Beth stood at the table, scraping a large mountain of fluffy scrambled eggs onto five plates.

"That was our lawyer," he said, feeling the weight of what he'd just heard. "We don't have as much time as I thought. We need to move out of here, today." While Beth stared at him in subdued panic, he relayed the particulars Francine had explained to him. They needed to start praying Eve and Wade showed up in time, so the guardianship could go through without any trouble.

Going in to work this morning was out of the question. Beth understood the urgency and readily called Amy and Sylvia to stop them from coming into the nursery. They had a day off, but the Taylors were going to be busy.

While Beth fed everyone, she made a list and had Matt jotting down all the things that needed to be done. "We can get Dad and Mom to help. We have three vehicles between us, so that should make things go faster.

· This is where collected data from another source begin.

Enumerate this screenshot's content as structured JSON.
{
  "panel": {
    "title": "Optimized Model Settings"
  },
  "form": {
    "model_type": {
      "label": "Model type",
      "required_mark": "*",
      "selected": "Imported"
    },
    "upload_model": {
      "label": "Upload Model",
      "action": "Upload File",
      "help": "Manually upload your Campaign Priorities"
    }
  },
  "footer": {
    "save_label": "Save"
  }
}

Anything too big for your pickup, I suppose we'll have to rent a moving van."

Ethan huffed out a laugh as he dropped into his chair. "Like we're going to put our battered couch into your house. I don't think so. Except for our mattresses and Dylan's crib, it's going to be all boxes and bags."

"Ethan's right," Matt said, shoveling scrambled eggs into his mouth as he spoke. "Anything too big for the truck, should probably be staying here."

"Beth told me all about your date, Matty." Cassie beamed him a sunny smile from across the table. "I think it was terribly romantic of you to watch the sunset together."

Matt slanted a look at Beth, but Beth only smiled.

"You watched the sunset?" Ethan paused his breakfast long enough to give Matt a brotherly look of approval. "Way to go. Did you get lucky?"

"None of your business."

"Okay, okay. But knowing you, you probably did."

"Let it drop, Ethan."

The teenager stared at Matt a few moments, as though trying to read Matt's face. With an affirming nod, he went back to his food and the open book on the table.

It was odd seeing Ethan so engrossed in something with no flashy advertising and no illustrations. Matt slanted to get a look at the open pages, then elbowed Ethan. "What's that?"

"A Tale of Two Cities. Dan had it in his car, and gave it to me. It's not a blockbuster action, but it's cool in its own way. The guy gets his head chopped off to save someone else's life, so he turns out to be a hero. Don't go spreading it around that I'm reading this stuff, okay? We may be moving out of this dump, but I still have to hold my head up at school."

Matt turned the book over to read the cover. "Charles Dickens-- he wrote that Christmas Carol movie, didn't he?"

Ethan elbowed Matt. "It was a book before it was a movie. I haven't read it yet, but if it's anything like this one, I might give it a try."

"Dan gave you this?"

"Uh-huh. He knows a lot of junk about writing, grammar, that sort of thing. He's pretty cool."

Matt smothered a grin. The nerd with the glasses was cool. Though he felt a pang of jealousy over his brother's admiration of Daniel, Matt was glad to see Ethan interested in something that educated people liked. The last thing Matt wanted was for his brother to turn out the way he had-- a high-school dropout with experience in all the wrong things in life. He wanted Ethan to make something of himself, to be different than his dumb brother who was only fit for manual labor.

The reflection discouraged Matt, but he didn't have time to beat himself up. Not today. After breakfast, they had to pack up, and leave this rundown neighborhood behind.


"And now, Lord, what wait I for? my hope is in Thee."